Kita bisa menengok kasus yang terjadi dalam konflik agama di Tanjung Balai, Sumatera Utara. Aparat kepolisian gagal meredam akar konflik yang sebenarnya sepele karena hoax lebih cepat tersebar luas dan dikonsumsi masyarakat. Saat itu, situs media yang berafiliasi dengan salah satu agama berhasil mengobarkan api kemarahan dan kebencian terhadap agama lain sehingga terjadilah kerusuhan dan pembakaran tempat ibadah.
Pemblokiran beberapa media tidak bisa menyelesaikan akar permasalahan. Oleh karenanya, dibutuhkan upaya struktural dan kultural sedari dini agar nalar kritis dan skeptisme masyarakat meningkat. Lembaga pendidikan punya andil besar dalam hal ini. Lembaga pendidikan menjadi tempat untuk melakukan pembudayaan nalar kritis dan skeptisme dalam tradisi akademik-ilmiah-empiris. Sayangnya, pendidikan di Indonesia masih belum mampu membudayakan hal itu kepada setiap peserta didiknya.
Metode belajar sekolah yang masih berkutat pada hafalan dan ujian, tidak menyediakan ruang bagi pengembangan nalar kritis dan skeptisme. Peserta didik lebih rajin menghafal, namun miskin dalam membangun kerangka berpikir kritis terhadap suatu masalah. Peserta didik dikondisikan dalam kurikulum yang tidak memberikan ruang bagi alternatif jawaban dan kebenaran. Pendidikan kita sekadar menjadi alat transfer kebenaran dari guru ke siswa, bukan medium pembangunan nalar kritis dan ilmiah dalam bingkai kesetaraan.
Hal tersebut berbeda jauh dengan negara-negara maju.
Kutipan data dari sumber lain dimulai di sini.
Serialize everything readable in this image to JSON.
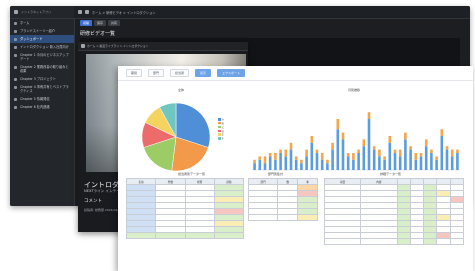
{
  "back_window": {
    "app_name": "イントラネットアプリ",
    "sidebar": [
      {
        "label": "ホーム",
        "active": false
      },
      {
        "label": "ブランドストーリー紹介",
        "active": false
      },
      {
        "label": "ダッシュボード",
        "active": true
      },
      {
        "label": "イントロダクション 新入社員向け",
        "active": false
      },
      {
        "label": "Chapter 1 今月のビジネスアップデート",
        "active": false
      },
      {
        "label": "Chapter 2 業務改善の取り組みと成果",
        "active": false
      },
      {
        "label": "Chapter 3 プロジェクト",
        "active": false
      },
      {
        "label": "Chapter 4 事例共有とベストプラクティス",
        "active": false
      },
      {
        "label": "Chapter 5 情報発信",
        "active": false
      },
      {
        "label": "Chapter 6 社内連絡",
        "active": false
      }
    ],
    "breadcrumb": "ホーム > 研修ビデオ > イントロダクション",
    "buttons": [
      "視聴",
      "保存",
      "共有"
    ],
    "title": "研修ビデオ一覧",
    "chapter_labels": [
      "Che",
      "Che"
    ]
  },
  "middle_window": {
    "breadcrumb": "ホーム > 動画ライブラリ > イントロダクション",
    "intro_title": "イントロダクション",
    "intro_subtitle": "NEXTライン インテーマ コミュニケーション",
    "comment_label": "コメント",
    "meta_text": "投稿者: 総務部 2024/04/01"
  },
  "front_window": {
    "filters": [
      "期間",
      "部門",
      "担当者",
      "表示",
      "エクスポート"
    ],
    "pie_title": "全体",
    "bar_title": "月別推移",
    "table1_title": "担当者別データ一覧",
    "table2_title": "部門別集計",
    "table3_title": "詳細データ一覧",
    "colors": {
      "accent": "#6fa3e8",
      "header": "#e9edf3"
    }
  },
  "chart_data": [
    {
      "type": "pie",
      "title": "全体",
      "categories": [
        "A",
        "B",
        "C",
        "D",
        "E",
        "F"
      ],
      "values": [
        30,
        22,
        18,
        12,
        10,
        8
      ]
    },
    {
      "type": "bar",
      "title": "月別推移",
      "categories": [
        "1",
        "2",
        "3",
        "4",
        "5",
        "6",
        "7",
        "8",
        "9",
        "10",
        "11",
        "12",
        "13",
        "14",
        "15",
        "16",
        "17",
        "18",
        "19",
        "20",
        "21",
        "22",
        "23",
        "24",
        "25",
        "26",
        "27",
        "28",
        "29",
        "30",
        "31",
        "32",
        "33",
        "34",
        "35",
        "36",
        "37",
        "38",
        "39",
        "40"
      ],
      "series": [
        {
          "values": [
            2,
            3,
            2,
            4,
            3,
            5,
            4,
            6,
            3,
            2,
            4,
            8,
            5,
            3,
            2,
            6,
            12,
            9,
            4,
            3,
            5,
            7,
            15,
            6,
            4,
            3,
            8,
            5,
            4,
            9,
            6,
            3,
            4,
            7,
            5,
            3,
            10,
            6,
            4,
            5
          ]
        },
        {
          "values": [
            1,
            1,
            2,
            1,
            2,
            1,
            2,
            2,
            1,
            1,
            2,
            2,
            1,
            2,
            1,
            2,
            3,
            2,
            1,
            2,
            1,
            2,
            2,
            1,
            2,
            1,
            2,
            1,
            2,
            2,
            1,
            2,
            1,
            2,
            1,
            1,
            2,
            1,
            2,
            1
          ]
        }
      ],
      "ylim": [
        0,
        20
      ]
    }
  ]
}
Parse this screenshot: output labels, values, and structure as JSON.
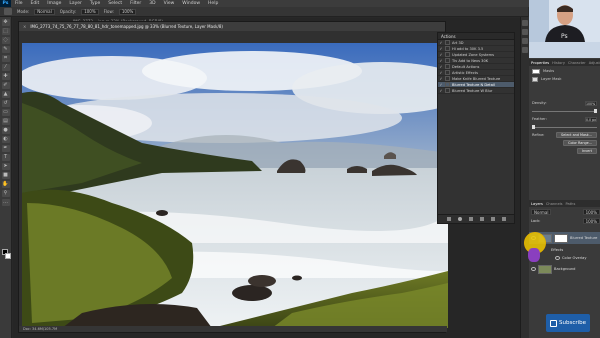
{
  "app": {
    "logo_text": "Ps",
    "menu": [
      "File",
      "Edit",
      "Image",
      "Layer",
      "Type",
      "Select",
      "Filter",
      "3D",
      "View",
      "Window",
      "Help"
    ]
  },
  "options_bar": {
    "mode_label": "Mode:",
    "mode_value": "Normal",
    "opacity_label": "Opacity:",
    "opacity_value": "100%",
    "flow_label": "Flow:",
    "flow_value": "100%"
  },
  "document": {
    "tab_title": "IMG_2773_74_75_76_77_78_80_81_hdr_tonemapped.jpg @ 33% (Blurred Texture, Layer Mask/8)",
    "background_window_title": "IMG_2773 ...jpg @ 33% (Background, RGB/8)",
    "status": "Doc: 34.6M/105.7M",
    "colors": {
      "sky": "#3e6fc0",
      "sea": "#dfe6ea",
      "grass": "#5b6a1e"
    }
  },
  "actions_panel": {
    "title": "Actions",
    "items": [
      {
        "label": "Art 3D",
        "selected": false
      },
      {
        "label": "Hi add to 30K 3.5",
        "selected": false
      },
      {
        "label": "Updated Zone Systems",
        "selected": false
      },
      {
        "label": "Tiv Add to Nexs 30K",
        "selected": false
      },
      {
        "label": "Default Actions",
        "selected": false
      },
      {
        "label": "Artistic Effects",
        "selected": false
      },
      {
        "label": "Make Knife Blurred Texture",
        "selected": false
      },
      {
        "label": "Blurred Texture N Detail",
        "selected": true
      },
      {
        "label": "Blurred Texture W Blur",
        "selected": false
      }
    ]
  },
  "right_panels": {
    "top_tabs": [
      "Properties",
      "History",
      "Character",
      "Adjust"
    ],
    "properties": {
      "title": "Masks",
      "layer_mask_label": "Layer Mask",
      "density_label": "Density:",
      "density_value": "100%",
      "density_level": 1.0,
      "feather_label": "Feather:",
      "feather_value": "0.0 px",
      "feather_level": 0.0,
      "refine_label": "Refine:",
      "select_mask_button": "Select and Mask...",
      "color_range_button": "Color Range...",
      "invert_button": "Invert"
    },
    "layers_tabs": [
      "Layers",
      "Channels",
      "Paths"
    ],
    "layers": {
      "blend_mode": "Normal",
      "opacity": "100%",
      "lock_label": "Lock:",
      "fill": "100%",
      "items": [
        {
          "name": "Blurred Texture"
        },
        {
          "name": "Effects"
        },
        {
          "name": "Color Overlay"
        },
        {
          "name": "Background"
        }
      ]
    }
  },
  "overlay": {
    "subscribe_label": "Subscribe"
  }
}
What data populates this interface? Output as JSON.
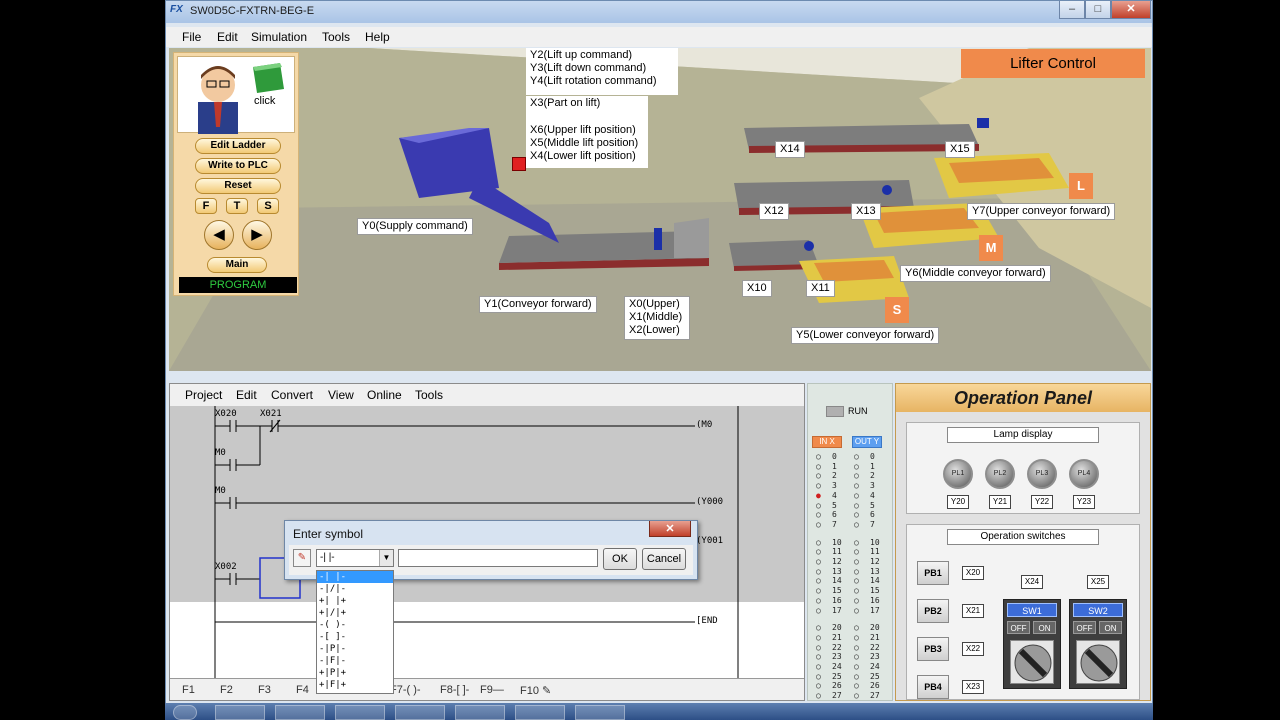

Pendidikan Jerman misalnya, sedari usia dini telah membuat program khusus untuk mengembangkan nalar siswa. Sejak dekade 1960-an, Jerman membuat program bernama Kinder Philosophieren, atau “anak-anak berfilsafat”. Program ini mengadopsi gaya berpikir filsafat, yakni dengan membiasakan siswa mengajukan beragam pertanyaan dari pelbagai sudut pandang. Peserta didik didorong untuk mempertanyakan kebenaran dari suatu informasi secara mendalam.
Maugh Gregory (dalam Wattimena, 2016: 166) menunjukkan, bahwa program ini banyak membantu anak-anak. Mereka bisa mengajukan pertanyaan dan menemukan sudut pandang berbeda melalui diskusi-diskusi yang dilaksanakan. Program tersebut merangsang pikiran siswa melalui percakapan-percakapan bermutu dan menggoda siswa menyusuri pengetahuan baru. Anak-anak diajak melampaui identitas sempitnya dan mencoba melihat dunia dari sudut pandang orang-orang yang berbeda. Pemahaman antar budaya, antar agama, dan antar kelas sosial bisa tercipta melalui program ini. Program ini digunakan sebagai upaya untuk melampaui fundamentalisme dan fanatisme yang menjadi pemicu mudahnya hoax merebak.
Perbaikan dunia pendidikan memang membutuhkan waktu yang lama. Namun, hasilnya akan lebih kuat dan menebas akar masalah. Sesering apa pun dilakukan sosialisasi, secanggih apa pun aplikasi dan teknologi dikembangkan, segarang apa pun pemerintah memblokir situs hoax, hasilnya akan tetap sama jika akarnya tidak pernah dicabut. Hoax akan kembali berkembang biak seiring iklim politik dan kehidupan sosial yang setiap saat bisa memanas. (tribunjateng/cetak)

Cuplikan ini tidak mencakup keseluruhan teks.